“Maybe I shouldn’t have bought a triple grande latte with soy milk every day, or all those new shoes, or that electric car I can’t seem to find a charging station for, or…”
New warning signs are popping up for millennials from Harlem to Harare which suggests that they’ve got some serious savings work to do if they want to retire by age 65.
While their baby boomer parents were able to prepare for the future by setting aside 15-20 percent of their paychecks, millennials are going to have to almost triple that in order to get it done in the next 30 years, says Olivia S. Mitchell, executive director of Wharton’s Pension Research Council at the University of Pennsylvania.
“The mantra for the future – Millenials and the rest – is ‘Work Longer, Save More, and Expect Less,’” Mitchell told ConsumerAffairs.
Mitchell’s not alone in this forecast. “Although they have frequently been labeled as materialistic, spoiled and saddled with a sense of entitlement, many millennials feel that they will not be able to achieve material goals like finding their dream job, buying a house or retiring until much later in their lives than their parents did,” said certified financial planner Mark P. Cussen.
Unfortunately, millennials are facing a big, fat “if.” They’re looking at an economic tunnel where there are no lights on — green or red — and they face the most uncertain economic future of perhaps any generation in America since the Great Depression.

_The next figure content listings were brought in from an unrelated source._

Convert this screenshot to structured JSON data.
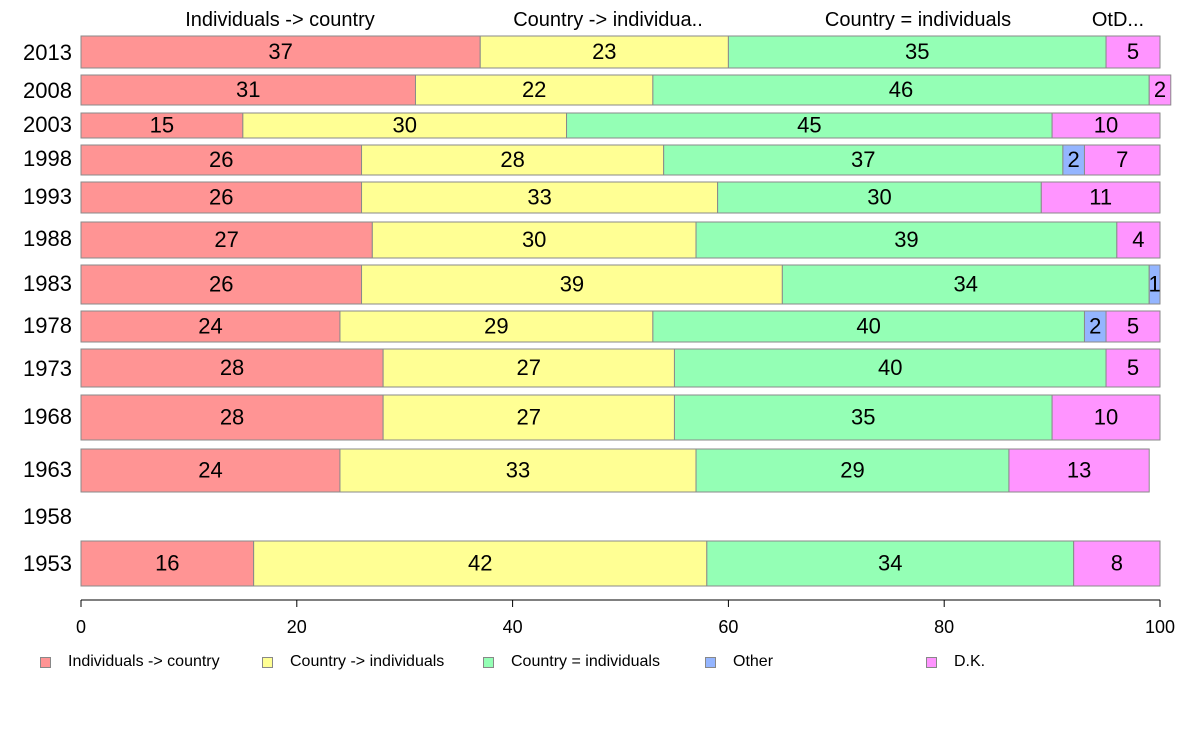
{
  "chart_data": {
    "type": "bar",
    "orientation": "horizontal",
    "stacked": true,
    "categories": [
      "2013",
      "2008",
      "2003",
      "1998",
      "1993",
      "1988",
      "1983",
      "1978",
      "1973",
      "1968",
      "1963",
      "1958",
      "1953"
    ],
    "series": [
      {
        "name": "Individuals -> country",
        "color": "#ff9494",
        "values": [
          37,
          31,
          15,
          26,
          26,
          27,
          26,
          24,
          28,
          28,
          24,
          null,
          16
        ]
      },
      {
        "name": "Country -> individuals",
        "color": "#ffff94",
        "values": [
          23,
          22,
          30,
          28,
          33,
          30,
          39,
          29,
          27,
          27,
          33,
          null,
          42
        ]
      },
      {
        "name": "Country = individuals",
        "color": "#94ffb5",
        "values": [
          35,
          46,
          45,
          37,
          30,
          39,
          34,
          40,
          40,
          35,
          29,
          null,
          34
        ]
      },
      {
        "name": "Other",
        "color": "#94b5ff",
        "values": [
          0,
          0,
          0,
          2,
          0,
          0,
          1,
          2,
          0,
          0,
          0,
          null,
          0
        ]
      },
      {
        "name": "D.K.",
        "color": "#ff94ff",
        "values": [
          5,
          2,
          10,
          7,
          11,
          4,
          0,
          5,
          5,
          10,
          13,
          null,
          8
        ]
      }
    ],
    "column_headers": [
      "Individuals -> country",
      "Country -> individua..",
      "Country = individuals",
      "OtD..."
    ],
    "xlim": [
      0,
      100
    ],
    "xticks": [
      0,
      20,
      40,
      60,
      80,
      100
    ],
    "legend_position": "bottom",
    "grid": false
  }
}
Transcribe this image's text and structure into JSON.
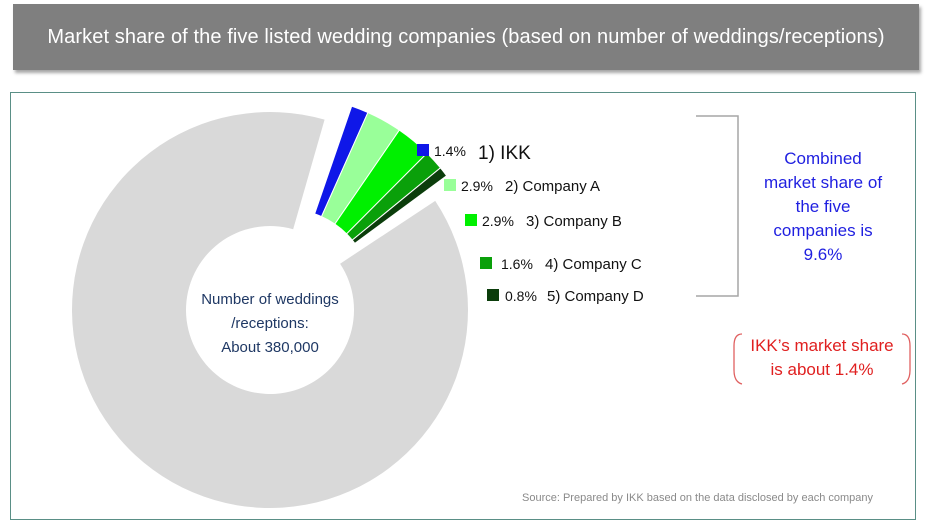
{
  "title": "Market share of the five listed wedding companies (based on number of weddings/receptions)",
  "center_label": {
    "line1": "Number of weddings",
    "line2": "/receptions:",
    "line3": "About 380,000"
  },
  "chart_data": {
    "type": "pie",
    "slices": [
      {
        "rank": "1)",
        "name": "IKK",
        "value": 1.4,
        "value_label": "1.4%",
        "color": "#0f17e8"
      },
      {
        "rank": "2)",
        "name": "Company A",
        "value": 2.9,
        "value_label": "2.9%",
        "color": "#99ff99"
      },
      {
        "rank": "3)",
        "name": "Company B",
        "value": 2.9,
        "value_label": "2.9%",
        "color": "#00f000"
      },
      {
        "rank": "4)",
        "name": "Company C",
        "value": 1.6,
        "value_label": "1.6%",
        "color": "#0aa00a"
      },
      {
        "rank": "5)",
        "name": "Company D",
        "value": 0.8,
        "value_label": "0.8%",
        "color": "#0b3d0b"
      }
    ],
    "remainder": {
      "value": 90.4,
      "color": "#d9d9d9"
    },
    "exploded": true,
    "donut": true
  },
  "combined_note": {
    "line1": "Combined",
    "line2": "market share of",
    "line3": "the five",
    "line4": "companies is",
    "line5": "9.6%"
  },
  "ikk_note": {
    "line1": "IKK’s market share",
    "line2": "is about 1.4%"
  },
  "source": "Source: Prepared by IKK based on  the data disclosed by each company",
  "colors": {
    "title_bg": "#7f7f7f",
    "frame": "#5a8f86",
    "combined_text": "#1f1fe0",
    "ikk_note_text": "#e02020"
  }
}
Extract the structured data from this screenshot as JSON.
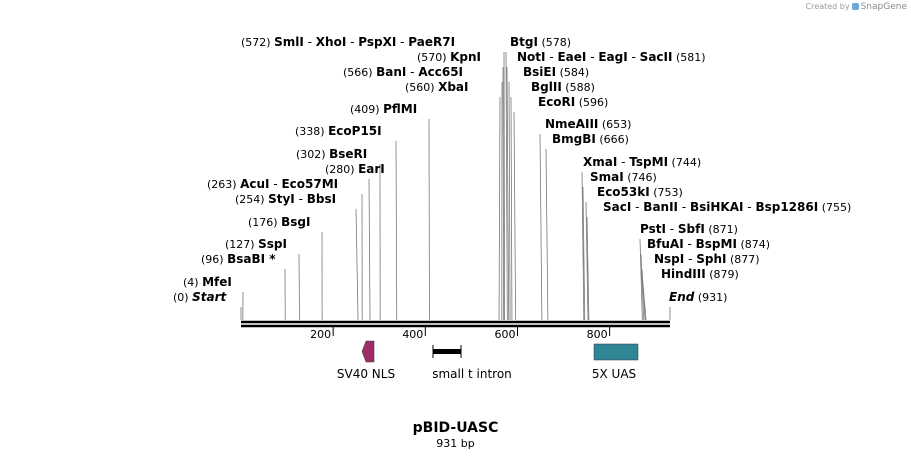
{
  "credit": {
    "prefix": "Created by",
    "brand": "SnapGene"
  },
  "map": {
    "title": "pBID-UASC",
    "length_label": "931 bp",
    "total_bp": 931,
    "axis_ticks": [
      "200",
      "400",
      "600",
      "800"
    ],
    "labels": [
      {
        "pos": "(0)",
        "names": [
          "Start"
        ],
        "italic": true
      },
      {
        "pos": "(4)",
        "names": [
          "MfeI"
        ]
      },
      {
        "pos": "(96)",
        "names": [
          "BsaBI *"
        ]
      },
      {
        "pos": "(127)",
        "names": [
          "SspI"
        ]
      },
      {
        "pos": "(176)",
        "names": [
          "BsgI"
        ]
      },
      {
        "pos": "(254)",
        "names": [
          "StyI",
          "BbsI"
        ]
      },
      {
        "pos": "(263)",
        "names": [
          "AcuI",
          "Eco57MI"
        ]
      },
      {
        "pos": "(280)",
        "names": [
          "EarI"
        ]
      },
      {
        "pos": "(302)",
        "names": [
          "BseRI"
        ]
      },
      {
        "pos": "(338)",
        "names": [
          "EcoP15I"
        ]
      },
      {
        "pos": "(409)",
        "names": [
          "PflMI"
        ]
      },
      {
        "pos": "(560)",
        "names": [
          "XbaI"
        ]
      },
      {
        "pos": "(566)",
        "names": [
          "BanI",
          "Acc65I"
        ]
      },
      {
        "pos": "(570)",
        "names": [
          "KpnI"
        ]
      },
      {
        "pos": "(572)",
        "names": [
          "SmlI",
          "XhoI",
          "PspXI",
          "PaeR7I"
        ]
      },
      {
        "pos": "(578)",
        "names": [
          "BtgI"
        ]
      },
      {
        "pos": "(581)",
        "names": [
          "NotI",
          "EaeI",
          "EagI",
          "SacII"
        ]
      },
      {
        "pos": "(584)",
        "names": [
          "BsiEI"
        ]
      },
      {
        "pos": "(588)",
        "names": [
          "BglII"
        ]
      },
      {
        "pos": "(596)",
        "names": [
          "EcoRI"
        ]
      },
      {
        "pos": "(653)",
        "names": [
          "NmeAIII"
        ]
      },
      {
        "pos": "(666)",
        "names": [
          "BmgBI"
        ]
      },
      {
        "pos": "(744)",
        "names": [
          "XmaI",
          "TspMI"
        ]
      },
      {
        "pos": "(746)",
        "names": [
          "SmaI"
        ]
      },
      {
        "pos": "(753)",
        "names": [
          "Eco53kI"
        ]
      },
      {
        "pos": "(755)",
        "names": [
          "SacI",
          "BanII",
          "BsiHKAI",
          "Bsp1286I"
        ]
      },
      {
        "pos": "(871)",
        "names": [
          "PstI",
          "SbfI"
        ]
      },
      {
        "pos": "(874)",
        "names": [
          "BfuAI",
          "BspMI"
        ]
      },
      {
        "pos": "(877)",
        "names": [
          "NspI",
          "SphI"
        ]
      },
      {
        "pos": "(879)",
        "names": [
          "HindIII"
        ]
      },
      {
        "pos": "(931)",
        "names": [
          "End"
        ],
        "italic": true
      }
    ],
    "features": [
      {
        "name": "SV40 NLS",
        "color": "#9e2f66"
      },
      {
        "name": "small t intron",
        "color": "#000000"
      },
      {
        "name": "5X UAS",
        "color": "#2f8596"
      }
    ]
  }
}
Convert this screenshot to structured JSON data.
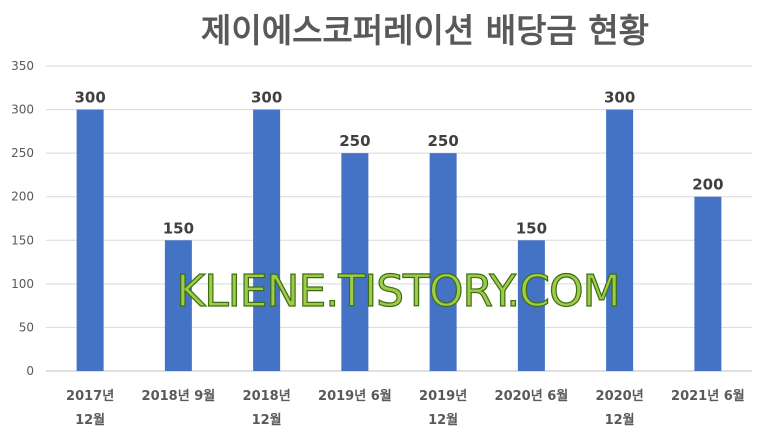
{
  "chart_data": {
    "type": "bar",
    "title": "제이에스코퍼레이션  배당금 현황",
    "xlabel": "",
    "ylabel": "",
    "ylim": [
      0,
      350
    ],
    "yticks": [
      0,
      50,
      100,
      150,
      200,
      250,
      300,
      350
    ],
    "grid": true,
    "legend": "none",
    "bar_color": "#4472c4",
    "categories": [
      [
        "2017년",
        "12월"
      ],
      [
        "2018년 9월"
      ],
      [
        "2018년",
        "12월"
      ],
      [
        "2019년 6월"
      ],
      [
        "2019년",
        "12월"
      ],
      [
        "2020년 6월"
      ],
      [
        "2020년",
        "12월"
      ],
      [
        "2021년 6월"
      ]
    ],
    "values": [
      300,
      150,
      300,
      250,
      250,
      150,
      300,
      200
    ]
  },
  "watermark": "KLIENE.TISTORY.COM"
}
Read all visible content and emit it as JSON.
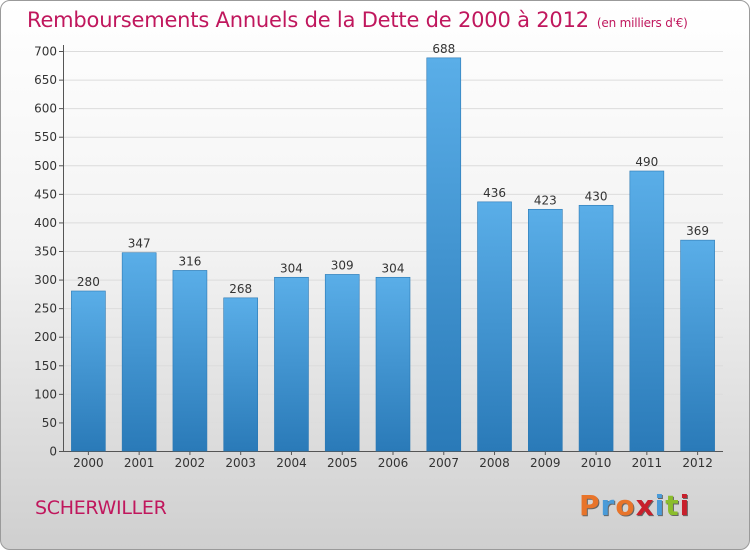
{
  "title": "Remboursements Annuels de la Dette de 2000 à 2012",
  "subtitle": "(en milliers d'€)",
  "footer_label": "SCHERWILLER",
  "logo_text": "Proxiti",
  "colors": {
    "title": "#c0175d",
    "bar_top": "#5aaee8",
    "bar_bottom": "#2a7ab8",
    "logo": [
      "#e8742a",
      "#4a9bd8",
      "#e8742a",
      "#c8202c",
      "#4a9bd8",
      "#8bbd2c",
      "#c8202c"
    ]
  },
  "chart_data": {
    "type": "bar",
    "title": "Remboursements Annuels de la Dette de 2000 à 2012",
    "subtitle": "(en milliers d'€)",
    "categories": [
      "2000",
      "2001",
      "2002",
      "2003",
      "2004",
      "2005",
      "2006",
      "2007",
      "2008",
      "2009",
      "2010",
      "2011",
      "2012"
    ],
    "values": [
      280,
      347,
      316,
      268,
      304,
      309,
      304,
      688,
      436,
      423,
      430,
      490,
      369
    ],
    "ylim": [
      0,
      700
    ],
    "yticks": [
      0,
      50,
      100,
      150,
      200,
      250,
      300,
      350,
      400,
      450,
      500,
      550,
      600,
      650,
      700
    ],
    "grid": true,
    "legend": "none"
  }
}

“Paying off student loan debt has become increasingly difficult for many who are struggling with unemployment and low-paying jobs,” said Cussen. “The recession left over 15 percent of Millennials in their early 20s out of work, many of whom are still struggling to get their feet on the ground. This will hurt them long after they do get work. Economic studies of those who were unemployed during the recession in the early 1980s revealed that they were still behind schedule financially 20 years later.”
Doing the math
Let’s say you’re age 40, live in Atlanta, and earn $35,592 a year — the average according to the Bureau of Labor Statistics. After taxes, your annual take-home pay will be $28,583 or $2,382 a month.
Now, take that $2,382 a month and investing half of that — $1,191 — expecting the low end of Vanguard’s estimated 3.5 percent rate-of-return — comes out to $571,636.41 as the end result after 30 years of saving.
Mind you, the remaining $1,191 out of the paycheck will need to pay for your rent, mortgage, car payment, insurance, etc. For many millennials, that may be a stretch thanks to their list of “wannas” — the sorts of things that aren’t necessary and avoidable.
″$4 coffee. Incredibly stupid,” Shark Tank’s Kevil O’Leary told CNBC at the World Government Summit earlier this year. “Look, I know I’m going to get hate mail from all the coffee brands, but coffee costs 18 cents to make yourself. Until you have savings and have paid off your college debt, do not buy a $4 coffee, I forbid you.”
Saving money and investing in the future
As is his nature, O’Leary didn’t stop with that cup ‘o joe, either. Shoes were next on his list of extravagances — a particular problem for female millennials who spend an average of $25,000 on footwear over the course of their life.
“You don’t need more than four pairs of shoes,” said O’Leary. “You need flip flops, something to work out in, and two pairs of dress shoes — everything else, you’re an idiot if you’re buying more shoes. Because you’ll never wear them, and they’ll be sitting there for years.”
O’Leary also took jeans to the woodshed. “I forbid buying any more than three pairs of jeans. That’s it.”
While O’Leary is tackling the millennials save-for-tomorrow plan differently than Mitchell, he thinks a saver can tack on an extra 10 percent abiding by his rules.
“Then you invest that and the market gives you 7 percent a year,” he added. “The average salary in America is $58,000, you save 10 percent a year, you have $1.25 million in the bank when you’re 65.”